Häufige Fragen zu Tagebüchern

Wie wird mit sehr persönlichen oder heiklen Inhalten umgegangen?

Vertraulich. Inhalte werden ausschließlich für die Auftragsbearbeitung verwendet, nicht öffentlich gemacht und nicht für Werbung verwendet.

Können Skizzen mitübernommen werden?

Skizzen werden im Standard nicht grafisch reproduziert. Sie können beschrieben oder als Bildhinweis in der Transkription vermerkt werden.

Was, wenn der Schreibende eigene Symbole verwendet?

Wir kennzeichnen Privatzeichen klar. Wo eine Bedeutung aus dem Kontext erschließbar ist, wird das vermerkt.

Verwandte Bereiche

Tagebücher gehören häufig zu denselben Nachlässen wie Briefe und Postkarten oder Feldpost. Eine kombinierte Bearbeitung lohnt sich oft.

Vorbereitung Ihrer Bilder

Damit eine zuverlässige Lesung möglich ist, sollten die Bilder Ihrer Dokumente bestimmte Qualitätsmerkmale erfüllen. Eine Auflösung von mindestens 300 dpi ist Standard. Höhere Auflösungen schaden nicht, vor allem bei feinen Schriften und sehr kleinen Buchstaben.
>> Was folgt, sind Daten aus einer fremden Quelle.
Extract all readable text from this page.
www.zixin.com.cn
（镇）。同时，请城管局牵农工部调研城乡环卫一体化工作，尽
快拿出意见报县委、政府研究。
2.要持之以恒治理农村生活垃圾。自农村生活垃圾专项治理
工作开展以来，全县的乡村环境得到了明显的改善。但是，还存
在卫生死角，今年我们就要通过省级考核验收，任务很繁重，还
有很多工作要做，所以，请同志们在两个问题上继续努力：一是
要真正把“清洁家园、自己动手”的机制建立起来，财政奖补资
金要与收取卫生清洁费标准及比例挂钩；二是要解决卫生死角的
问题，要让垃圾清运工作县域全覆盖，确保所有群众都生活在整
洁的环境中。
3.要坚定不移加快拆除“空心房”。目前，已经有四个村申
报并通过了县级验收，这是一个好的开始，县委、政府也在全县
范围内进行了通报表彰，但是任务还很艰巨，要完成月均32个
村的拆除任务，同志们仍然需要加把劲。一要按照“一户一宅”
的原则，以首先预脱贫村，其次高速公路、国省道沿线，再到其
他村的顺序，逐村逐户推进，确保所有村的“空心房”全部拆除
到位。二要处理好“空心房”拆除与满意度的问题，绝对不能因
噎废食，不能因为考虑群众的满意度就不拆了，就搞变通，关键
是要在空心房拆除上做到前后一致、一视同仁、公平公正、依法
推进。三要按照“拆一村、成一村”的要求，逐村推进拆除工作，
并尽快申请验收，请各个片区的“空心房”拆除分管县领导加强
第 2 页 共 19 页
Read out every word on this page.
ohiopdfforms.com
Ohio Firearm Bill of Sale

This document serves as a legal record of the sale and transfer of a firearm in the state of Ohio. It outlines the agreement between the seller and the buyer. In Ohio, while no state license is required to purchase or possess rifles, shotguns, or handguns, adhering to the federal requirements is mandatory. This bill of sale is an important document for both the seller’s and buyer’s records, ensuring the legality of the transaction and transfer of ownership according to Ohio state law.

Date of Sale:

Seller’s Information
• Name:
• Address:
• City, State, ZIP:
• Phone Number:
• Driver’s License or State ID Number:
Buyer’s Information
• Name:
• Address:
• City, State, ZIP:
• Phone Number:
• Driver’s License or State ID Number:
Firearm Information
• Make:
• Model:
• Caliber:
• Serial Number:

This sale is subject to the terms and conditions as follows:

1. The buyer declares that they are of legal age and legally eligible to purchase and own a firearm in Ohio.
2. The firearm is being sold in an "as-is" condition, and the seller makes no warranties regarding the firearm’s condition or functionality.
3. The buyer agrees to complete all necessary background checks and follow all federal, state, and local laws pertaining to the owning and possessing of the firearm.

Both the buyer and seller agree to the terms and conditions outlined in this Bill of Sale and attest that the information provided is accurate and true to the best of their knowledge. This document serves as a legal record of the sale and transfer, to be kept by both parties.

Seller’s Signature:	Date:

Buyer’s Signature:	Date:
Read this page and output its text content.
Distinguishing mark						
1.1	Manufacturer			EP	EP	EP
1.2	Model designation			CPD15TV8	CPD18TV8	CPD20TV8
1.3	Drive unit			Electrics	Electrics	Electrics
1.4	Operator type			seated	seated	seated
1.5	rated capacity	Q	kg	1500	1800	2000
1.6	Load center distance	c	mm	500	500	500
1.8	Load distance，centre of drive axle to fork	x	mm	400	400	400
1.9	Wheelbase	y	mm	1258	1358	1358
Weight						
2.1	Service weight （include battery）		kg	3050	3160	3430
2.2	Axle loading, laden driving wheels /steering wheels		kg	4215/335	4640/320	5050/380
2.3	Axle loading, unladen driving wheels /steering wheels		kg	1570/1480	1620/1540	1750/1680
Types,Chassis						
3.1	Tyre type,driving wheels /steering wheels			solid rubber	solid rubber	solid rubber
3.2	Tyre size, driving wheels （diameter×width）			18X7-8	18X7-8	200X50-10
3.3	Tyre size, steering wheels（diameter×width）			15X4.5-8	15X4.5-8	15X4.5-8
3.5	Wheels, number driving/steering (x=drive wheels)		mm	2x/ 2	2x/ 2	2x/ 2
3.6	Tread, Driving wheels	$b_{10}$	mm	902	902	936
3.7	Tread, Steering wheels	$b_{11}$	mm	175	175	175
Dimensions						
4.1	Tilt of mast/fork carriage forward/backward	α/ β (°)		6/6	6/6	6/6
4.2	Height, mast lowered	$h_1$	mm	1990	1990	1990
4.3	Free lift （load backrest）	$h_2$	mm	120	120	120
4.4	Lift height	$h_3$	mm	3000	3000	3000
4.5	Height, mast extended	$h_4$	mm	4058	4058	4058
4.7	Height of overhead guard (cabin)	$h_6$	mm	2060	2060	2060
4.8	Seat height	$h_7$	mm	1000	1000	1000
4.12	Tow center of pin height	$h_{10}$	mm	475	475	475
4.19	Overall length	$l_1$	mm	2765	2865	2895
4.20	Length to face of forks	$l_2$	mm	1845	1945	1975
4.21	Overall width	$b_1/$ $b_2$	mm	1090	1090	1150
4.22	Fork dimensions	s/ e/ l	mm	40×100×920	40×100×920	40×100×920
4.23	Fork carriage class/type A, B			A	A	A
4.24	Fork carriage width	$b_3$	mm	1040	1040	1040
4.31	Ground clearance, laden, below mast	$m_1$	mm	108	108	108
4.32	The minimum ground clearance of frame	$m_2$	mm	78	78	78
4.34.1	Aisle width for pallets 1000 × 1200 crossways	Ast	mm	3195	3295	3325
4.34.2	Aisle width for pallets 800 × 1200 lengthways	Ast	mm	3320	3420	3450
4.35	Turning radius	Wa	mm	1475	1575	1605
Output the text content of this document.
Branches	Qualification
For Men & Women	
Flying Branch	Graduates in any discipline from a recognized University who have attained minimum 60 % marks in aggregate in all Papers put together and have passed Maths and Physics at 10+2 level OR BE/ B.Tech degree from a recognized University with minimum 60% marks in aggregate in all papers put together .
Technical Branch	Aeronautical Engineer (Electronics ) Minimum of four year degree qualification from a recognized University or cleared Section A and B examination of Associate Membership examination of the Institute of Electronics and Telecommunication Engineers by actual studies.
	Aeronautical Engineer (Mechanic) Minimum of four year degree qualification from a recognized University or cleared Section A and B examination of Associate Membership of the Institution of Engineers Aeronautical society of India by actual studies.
Wichtiger als die nominelle Auflösung ist eine gleichmäßige Ausleuchtung ohne Schlagschatten und ohne Reflexionen. Fotografieren Sie möglichst senkrecht, idealerweise mit Stativ und neutralem Hintergrund. Vermeiden Sie aggressive Bildverbesserungen wie automatische Kontrastverstärkung, weil sie feine Tintenspuren wegrechnen können. Wir bevorzugen unbearbeitete Originalaufnahmen gegenüber stark optimierten Versionen. Schicken Sie ein einzelnes Beispielbild zur Probe. Wir sagen offen, ob die Qualität für eine zuverlässige Lesung ausreicht oder ob eine erneute Aufnahme nötig ist.

Grenzen und Transparenz

Wir versprechen keine perfekte Lesung dort, wo das Original sie nicht zulässt. Wo Tinte ausgeblichen, Papier zerstört oder Schrift überschrieben ist, kennzeichnen wir das. Stellt sich beim Beginn der Bearbeitung heraus, dass eine Quelle weniger lesbar ist als zunächst angenommen, melden wir uns vor weiterer Arbeit. In Einzelfällen lehnen wir einen Auftrag ab, weil eine seriöse Lesung nicht möglich ist. Wir sagen das offen, statt eine vermeintlich vollständige Transkription zu liefern, die mehr behauptet als belegt werden kann. Lieferungen enthalten klare Markierungen für unsichere Stellen, vermutete Lesungen und vollständige Lücken. Damit bleibt jede Transkription nachprüfbar und kann von einer dritten Person fachlich beurteilt werden.